Our mission at CoreCivic to better the public good isn’t limited to our high-quality correctional services, innovative government real estate offerings and life-changing reentry programs. We also promote growth and diversity in communities through our Diversity Business Inclusion (DBI) program.
The company’s DBI program, which launched in 2009, uses collective purchasing power to support businesses the U.S. Small Business Administration categorizes as small and diverse, including those owned by women, minorities and/or veterans.
“CoreCivic seeks out product and service providers that are innovative and flexible enough to meet the unique needs of the corrections profession,” said Dawn Mason, CoreCivic’s managing director of purchasing overseeing the DBI program. “And those needs are often served best by businesses with an entrepreneurial culture. Using small, diverse businesses is a win-win solution for our facilities, our partners and the economic growth of the communities in which we serve.”

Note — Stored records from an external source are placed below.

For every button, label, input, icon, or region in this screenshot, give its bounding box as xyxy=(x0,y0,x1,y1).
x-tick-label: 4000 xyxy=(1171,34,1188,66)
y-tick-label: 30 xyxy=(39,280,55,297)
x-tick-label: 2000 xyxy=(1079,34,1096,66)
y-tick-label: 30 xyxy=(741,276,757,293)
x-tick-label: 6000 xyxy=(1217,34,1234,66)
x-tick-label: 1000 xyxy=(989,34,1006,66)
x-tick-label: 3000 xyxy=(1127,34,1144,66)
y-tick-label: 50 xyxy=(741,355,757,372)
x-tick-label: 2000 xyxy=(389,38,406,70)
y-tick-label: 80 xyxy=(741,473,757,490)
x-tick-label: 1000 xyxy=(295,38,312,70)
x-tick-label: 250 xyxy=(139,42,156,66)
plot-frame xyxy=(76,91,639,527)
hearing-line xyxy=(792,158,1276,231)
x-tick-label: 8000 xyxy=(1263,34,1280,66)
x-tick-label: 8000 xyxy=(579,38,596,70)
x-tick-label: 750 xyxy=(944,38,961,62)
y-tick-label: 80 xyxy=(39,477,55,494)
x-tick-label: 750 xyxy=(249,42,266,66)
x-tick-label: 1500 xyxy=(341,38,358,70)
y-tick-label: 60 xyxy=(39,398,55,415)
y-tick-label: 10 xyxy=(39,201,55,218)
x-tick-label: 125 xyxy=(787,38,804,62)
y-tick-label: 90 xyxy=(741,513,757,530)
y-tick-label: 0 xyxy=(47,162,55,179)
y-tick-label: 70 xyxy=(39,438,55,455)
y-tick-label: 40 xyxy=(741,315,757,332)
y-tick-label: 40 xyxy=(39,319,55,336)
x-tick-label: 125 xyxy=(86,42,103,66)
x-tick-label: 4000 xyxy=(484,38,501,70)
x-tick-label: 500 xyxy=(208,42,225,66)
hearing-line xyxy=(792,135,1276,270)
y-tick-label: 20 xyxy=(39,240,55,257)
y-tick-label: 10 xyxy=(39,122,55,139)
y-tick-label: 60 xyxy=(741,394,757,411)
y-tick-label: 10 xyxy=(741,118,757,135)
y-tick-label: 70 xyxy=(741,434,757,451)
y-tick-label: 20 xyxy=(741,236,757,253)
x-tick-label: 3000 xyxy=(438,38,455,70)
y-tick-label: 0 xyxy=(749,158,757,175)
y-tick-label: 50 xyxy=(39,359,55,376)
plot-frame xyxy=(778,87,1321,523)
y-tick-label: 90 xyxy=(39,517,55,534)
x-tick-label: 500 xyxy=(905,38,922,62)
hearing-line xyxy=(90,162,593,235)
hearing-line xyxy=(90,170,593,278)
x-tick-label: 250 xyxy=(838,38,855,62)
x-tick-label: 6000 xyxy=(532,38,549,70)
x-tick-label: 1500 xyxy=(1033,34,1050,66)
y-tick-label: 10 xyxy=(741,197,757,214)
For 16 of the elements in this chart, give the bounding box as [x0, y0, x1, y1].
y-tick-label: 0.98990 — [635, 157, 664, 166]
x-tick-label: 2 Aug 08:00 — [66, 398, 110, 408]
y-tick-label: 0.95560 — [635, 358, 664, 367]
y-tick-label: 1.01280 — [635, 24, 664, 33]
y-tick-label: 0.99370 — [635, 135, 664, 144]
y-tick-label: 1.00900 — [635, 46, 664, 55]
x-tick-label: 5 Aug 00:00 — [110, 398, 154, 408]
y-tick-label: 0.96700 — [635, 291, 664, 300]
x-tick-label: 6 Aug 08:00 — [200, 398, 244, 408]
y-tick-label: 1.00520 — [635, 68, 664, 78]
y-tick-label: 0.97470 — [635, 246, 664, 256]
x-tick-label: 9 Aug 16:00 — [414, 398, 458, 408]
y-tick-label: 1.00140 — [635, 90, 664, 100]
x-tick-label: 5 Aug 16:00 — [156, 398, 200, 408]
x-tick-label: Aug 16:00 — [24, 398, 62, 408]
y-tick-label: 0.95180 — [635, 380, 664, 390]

One example of the DBI program's impact is DevMar Products LLC, a Nashville-based janitorial and sanitation supply company that provides janitorial products to all of CoreCivic’s facilities.
Sharon Reynolds, CEO and president of DevMar Products LLC, said this relationship with CoreCivic has been instrumental to her company's growth.
"Since partnering with CoreCivic, we have been approached by other Fortune 500 companies to serve their supply chains, which has allowed us to grow to national and international status,” Reynolds said. “Without the CoreCivic relationship, this would not have been possible."
In the past year, CoreCivic’s DBI program has led to partnerships with organizations that provide products and services ranging from pest control and lawn care to commercial kitchen equipment and roofing work. CoreCivic spent over $80 million with these suppliers from May 2017 to June 2018.
CoreCivic’s partnerships in the program go beyond a traditional supplier relationship. The company also provides mentorship and best practice sharing with partners through several local and national organizations that help small, minority-owned businesses access the resources and knowledge to grow and succeed.
A few examples include:
- CoreCivic’s participation in the Centers of Excellence, a mentor-protégé program that connects corporations with selected, certified minority-owned businesses.
- CoreCivic’s membership in the Tri-State Minority Supplier Development Council (TSMSDC), which is a regional affiliate of the National Minority Supplier Development Council (NMSDC).
- CoreCivic's support of TSMSDC's Education Foundation that provides scholarships to deserving youth (see accompanying photo).
- CoreCivic’s corporate membership with the southern regional chapter of the Women's Business Enterprise National Council.
“Our DBI program would not be so successful without the incredible support we get from CoreCivic at the top of the company,” said Mason, who was nominated this year by the TSMBSDC for its Corporate Representative of the Year Award for her continuing efforts to create opportunities for small, minority-owned businesses.
“Our leaders believe our commitment to diversity should be strong inside our company and extend to the businesses we partner with too,” she added. “At the same time, our business partners give us the flexibility and innovation we need to meet our facilities’ needs. It makes good business sense.”